There can be few more agonisingly, chilling sounds for me than the relentless, angry howl of the chain saw as it does its fearful deed. Like a single shot from the poachers rifle that brings down perhaps 80 years of the magnificent existence of a bull elephant, so the wretched chain saw in one terrible instant, brings to an end often needlessly the noble and wonderfully complex life of the tree. In the mind of the goggled and helmeted operator, there will be little understanding of the long term and far reaching consequences that each single act of felling a tree will have and tragically has already had on our sacred planet.
Of course, our dependancy on soft wood is in many ways as great as it ever was and much acreage is devoted to their production and speedy harvest. No, it is the venerable elder statesman tree that has witnessed the passing of so much turbulent history; the mighty oaks, sycamores, plane trees, the stately beeches and numerous other species that should have rights for they have surely earned them.
As Richard Mabey reminds us in his eloquent introduction to The Tree( David and Charles 1990 ISBN 0-7153-9481-9) “ They are the architectural climax of evolution, the longest lived organisms on earth, and even in their present depleted ranks still provide the world’s largest engine for converting the sun’s energy into living tissue”
Landscape photographers will relish and honour the tree in all its variety of kind and size. From the intensive cash crops of poplar plantations, every one meticulously planted in regimented lines for maximum return to the great plane and lime tree avenues of country estates.
The monumental sequoias some of which have stood for over three thousand years to the “beaten up” appearance of many an English church yard yew and an Assisi olive that a monk once suggested to me was probably growing during the life of Jesus.
As a long fallen, sculptured branch that has lain where it fell with all its sinuous muscle still evident for the contented photographer conveniently to use in the foreground of the image,the tree as a single element or in quantity carries with it a magnificence and a pathos that can lend much gravitas and will contribute to and support the photographers aesthetic intention.
As a small boy living in the New Forest, I would stare up in wonder to watch the boughs of giant oaks with their great bulk of thick summer leaves careering from side to side in a full blown gale. The sound of wind and the leaves resistance from an entire forest is from the same family of natural sounds for which we all care so much. The deep resounding bellow as a heavy sea slams against the cliff face and forces air up through a blow hole on the north cornish coast and in contrast, listening to the music of a light october breeze filtered by the brittle autumn amber leaves of a stand of lombardy poplars.

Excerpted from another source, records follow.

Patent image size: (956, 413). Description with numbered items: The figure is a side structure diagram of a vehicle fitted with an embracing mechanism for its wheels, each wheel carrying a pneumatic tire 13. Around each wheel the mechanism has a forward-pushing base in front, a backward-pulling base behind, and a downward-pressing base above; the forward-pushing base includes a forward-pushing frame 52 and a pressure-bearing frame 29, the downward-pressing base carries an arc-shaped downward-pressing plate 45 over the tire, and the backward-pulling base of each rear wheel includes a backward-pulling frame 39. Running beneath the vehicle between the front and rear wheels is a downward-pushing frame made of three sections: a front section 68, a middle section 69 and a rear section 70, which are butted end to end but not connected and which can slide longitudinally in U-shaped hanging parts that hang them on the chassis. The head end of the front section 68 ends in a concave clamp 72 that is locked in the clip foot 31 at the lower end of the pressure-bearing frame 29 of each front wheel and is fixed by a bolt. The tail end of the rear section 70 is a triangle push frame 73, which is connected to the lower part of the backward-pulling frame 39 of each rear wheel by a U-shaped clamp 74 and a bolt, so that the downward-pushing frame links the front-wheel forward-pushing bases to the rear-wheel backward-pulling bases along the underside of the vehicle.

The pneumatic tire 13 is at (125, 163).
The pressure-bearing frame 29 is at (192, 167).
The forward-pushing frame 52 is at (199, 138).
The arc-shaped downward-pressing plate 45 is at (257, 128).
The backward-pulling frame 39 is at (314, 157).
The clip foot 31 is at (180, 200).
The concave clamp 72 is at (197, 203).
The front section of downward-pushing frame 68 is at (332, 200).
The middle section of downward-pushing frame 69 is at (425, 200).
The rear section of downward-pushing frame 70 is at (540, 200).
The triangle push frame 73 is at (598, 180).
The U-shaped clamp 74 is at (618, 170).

The diminutive almond tree in Andalucia which for eleven months of the year, is unable to compete with others in the grandeur stakes, for the month of February offers to landscape photographers one of the most breathtaking, almost dream like experiences. Like one hundred thousand corps de ballet, every almond tree is dressed in a frilly tutu and the great breadth of the Andalucian landscape is for a moment dusted in muted pink. We celebrate the tree in all its performances.
It is within this climate of acute and finely tuned consciousness that the landscape photographer will operate. The mind soaks up the meaning of the place and as the image to be made is nurtured and loved into shape, the shutter is ultimately depressed and a melding of everything is hopefully achieved.
Ansel Adams was attributed with saying the sound of the shutter being released was “the most beautiful sound in the world”. Despite its enjoyable and reassuring sound, I am of the view that in comparison to the often intense preamble that goes before that moment of releasing the shutter, the actual act of doing so has a rather poor, anticlimactic feel to it.
Idealist though I may be, I am convinced as I think my chums are that certainly in the developed world those who contribute to the shaping and adoption of global policies would do well to attend more to the natural rhythms of our earth. All peoples on the planet would surely benefit and a greater reverence for the tree might be as good a place to start as any.